Lors de ses missions en tant que pédiatre avec Médecins Sans Frontières (MSF) et Médecins du Monde, Daan Van Brusselen a parfois posé ses valises dans des lieux et des situations difficiles à imaginer. Grâce à une plume à la fois vive et limpide, il parvient à nous transporter au cœur de ces réalités. Au fil des chapitres, il partage son étonnement et son indignation, tisse des liens et propose des pistes de solution. Résultat : son récit bouscule et fait réfléchir.

Il nous embarque à la découverte d’un fléau silencieux : la pollution de l’air. Sa première mission pour MSF, en 2015, le conduit à Quetta, au Pakistan, alors sous contrôle des talibans locaux. Là-bas, il réalise pour la première fois un drainage thoracique sur un enfant souffrant d’une grave infection pulmonaire. C’est à ce moment que son collègue local lui confie que ces pathologies semblent devenir de plus en plus courantes, à mesure que le trafic routier s’intensifie. Sur le moment, Daan n’y prête pas trop attention. Mais plus tard, à Port-au-Prince, en Haïti, où « l’air est si dense et collant qu’on pourrait presque le saisir à pleines mains », il est frappé par le nombre croissant d’enfants asthmatiques.

Interpellé, il décide d’aller plus loin et tire des constats sans appel : dans les urgences d’un hôpital local, le nombre de patients asthmatiques a bondi de 25 % en seulement quelques années. Une étude scientifique montre également que les femmes enceintes exposées à la pollution de l’air donnent naissance à des enfants qui courent un risque plus élevé de développer de l’asthme en grandissant. L’Organisation mondiale de la Santé (OMS), elle, estime que la pollution de l’air est responsable de près de la moitié des décès infantiles liés à des infections des voies respiratoires inférieures dans les pays du Sud.
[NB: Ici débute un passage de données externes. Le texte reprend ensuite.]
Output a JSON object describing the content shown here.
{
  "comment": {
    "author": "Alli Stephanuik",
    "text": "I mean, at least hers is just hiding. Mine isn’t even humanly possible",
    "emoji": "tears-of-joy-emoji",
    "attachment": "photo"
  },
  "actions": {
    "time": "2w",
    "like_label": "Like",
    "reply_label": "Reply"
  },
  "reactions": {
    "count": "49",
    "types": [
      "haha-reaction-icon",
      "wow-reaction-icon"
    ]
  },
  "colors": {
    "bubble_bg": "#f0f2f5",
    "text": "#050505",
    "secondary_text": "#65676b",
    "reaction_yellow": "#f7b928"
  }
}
Vos recherches sur la pollution atmosphérique vous ont finalement mené au Congo, où l’exploitation minière a un impact direct sur la santé des nouveau-nés. Comment avez-vous fait le lien entre ces phénomènes ?
Daan Van Brusselen: « Tout est parti d’un enfant atteint de spina-bifida en Amazonie. Pendant ma formation en pédiatrie et médecine tropicale, j’ai effectué ma première mission longue durée à l’étranger, en 2011, en Équateur. Lorsqu’un petit patient souffrant d’une malformation congénitale de la colonne vertébrale, appelée spina-bifida ou encore disraphisme, a été admis à l’hôpital, j’ai d’abord pensé à une carence en acide folique chez sa mère. Là-bas, contrairement à ici, les femmes enceintes ne prennent généralement pas de supplément en acide folique. Mais mes collègues locaux m’ont alors expliqué que, dans la région de Lago Agrío, surnommée le « lac aigre » à cause d’une immense et ancienne marée noire terrestre, les cas de spina-bifida étaient plutôt fréquents. Et qui dit marée noire, dit souvent pollution importante aux métaux. À l’époque, le lien entre ce type de pollution et la hausse des malformations congénitales n’était pas encore vraiment établi. »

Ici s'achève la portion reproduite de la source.